Seit 1978 gilt in Luxemburg eine Indikationslösung. Eine Straffreiheit gibt es nur bei einer Vergewaltigung und bei der ärztlich attestierten Gefahr für das Leben der Mutter bzw. der Beeinträchtigung des Fötus. Frauen sind gezwungen ins Ausland zu gehen oder ‚unter der Hand‘ in Luxemburg abzutreiben, was als ‚Ausschabung‘ abgerechnet wird. In beiden Fällen müssen ungewollt Schwangere sich gut auskennen und über genügend Geld verfügen.

Feministische Forderungen

Schon 2008 hatte das Planning Familial, das Pendant zur deutschen pro familia, gegen diese ‚Umstände‘ die Kampagne Si je veux – pour l’auto-détermination de la femme (Wenn ich will – für die Selbstbestimmtheit der Frauen) ins Leben gerufen. Sie stützte sich dabei auf den progressiven und in Sachen Selbstbestimmung weitreichenden Gesetzesvorschlag der sozialistischen Abgeordneten Lydie Err (Lëtzebuerger Sozialistesch Aarbechterpartei, LSAP) von 2007.4 Der nun aber 2010 von der konservativ-sozialistischen Koalition vorgelegte Entwurf erwies sich als großer Rückschritt im Vergleich zu Lydie Errs Reformvorschlag.
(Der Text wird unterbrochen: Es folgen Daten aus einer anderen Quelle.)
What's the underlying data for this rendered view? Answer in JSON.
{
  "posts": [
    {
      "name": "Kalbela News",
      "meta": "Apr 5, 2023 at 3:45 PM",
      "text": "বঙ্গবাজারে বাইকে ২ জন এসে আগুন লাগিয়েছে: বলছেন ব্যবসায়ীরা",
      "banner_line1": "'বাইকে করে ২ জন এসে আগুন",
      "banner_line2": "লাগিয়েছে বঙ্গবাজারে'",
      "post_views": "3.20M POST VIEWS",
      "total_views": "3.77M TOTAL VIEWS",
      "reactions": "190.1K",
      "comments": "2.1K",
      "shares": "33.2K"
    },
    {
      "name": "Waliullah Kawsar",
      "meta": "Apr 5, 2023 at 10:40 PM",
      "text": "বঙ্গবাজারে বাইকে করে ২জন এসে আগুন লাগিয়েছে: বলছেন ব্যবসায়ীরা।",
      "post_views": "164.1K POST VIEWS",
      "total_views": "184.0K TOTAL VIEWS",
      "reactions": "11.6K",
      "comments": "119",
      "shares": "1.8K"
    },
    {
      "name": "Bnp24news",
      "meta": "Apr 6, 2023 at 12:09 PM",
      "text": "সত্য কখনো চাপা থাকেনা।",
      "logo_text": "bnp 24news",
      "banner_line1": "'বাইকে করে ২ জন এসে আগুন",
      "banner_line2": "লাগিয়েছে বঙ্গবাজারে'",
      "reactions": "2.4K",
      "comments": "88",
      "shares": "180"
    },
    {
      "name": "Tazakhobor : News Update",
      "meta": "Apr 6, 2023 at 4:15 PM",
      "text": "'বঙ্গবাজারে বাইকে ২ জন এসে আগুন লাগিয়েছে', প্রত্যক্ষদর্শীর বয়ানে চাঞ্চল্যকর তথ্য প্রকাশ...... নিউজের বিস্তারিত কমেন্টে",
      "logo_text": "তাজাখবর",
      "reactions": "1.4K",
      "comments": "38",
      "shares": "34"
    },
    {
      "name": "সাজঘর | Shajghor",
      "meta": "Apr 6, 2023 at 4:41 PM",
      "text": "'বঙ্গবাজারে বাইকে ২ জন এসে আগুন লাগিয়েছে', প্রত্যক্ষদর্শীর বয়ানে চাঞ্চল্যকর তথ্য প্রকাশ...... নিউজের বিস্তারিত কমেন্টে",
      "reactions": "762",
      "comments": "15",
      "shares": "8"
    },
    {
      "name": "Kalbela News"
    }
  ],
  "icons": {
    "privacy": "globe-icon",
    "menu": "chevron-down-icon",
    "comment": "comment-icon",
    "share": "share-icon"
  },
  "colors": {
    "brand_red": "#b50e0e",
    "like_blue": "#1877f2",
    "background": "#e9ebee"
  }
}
Beim Auftakttreffen der Kampagne im Februar 2010 richtet sich die Kritik vor allem:

  • gegen die Beibehaltung des Schwangerschaftsabbruchs als Straftatbestand;
  • gegen eine vorgeschriebene zweite, psychosoziale Beratung;
  • gegen die Einführung einer sozialen Indikation („détresse sociale“), die Frauen zwingt sich zu rechtfertigen und die Schuldgefühle auslösen kann. Im ersten Entwurf soll die soziale Indikation darüber hinaus nur Personen, die schon länger als 3 Monate in Luxemburg leben, zugebilligt werden;
  • gegen die häufig erniedrigende und schmerzhafte Durchführung von Abtreibungen, die als ‚Bestrafung‘ erlebt werden kann.5

Als Kollektiv fordern die Anwesenden ein liberales Gesetz, das dem Selbstbestimmungsrecht von Frauen Rechnung trägt und den Schwangerschaftsabbruch aus dem Strafgesetz herausnimmt. Dazu gehören ihrer Ansicht nach:

  • ein Recht auf Beratung und kostenfreie medizinische und psychosoziale Begleitung,
  • die Förderung der Aufklärungs- und Präventionsarbeit,
  • sowie der kostenlose Zugang zu Verhütungsmitteln.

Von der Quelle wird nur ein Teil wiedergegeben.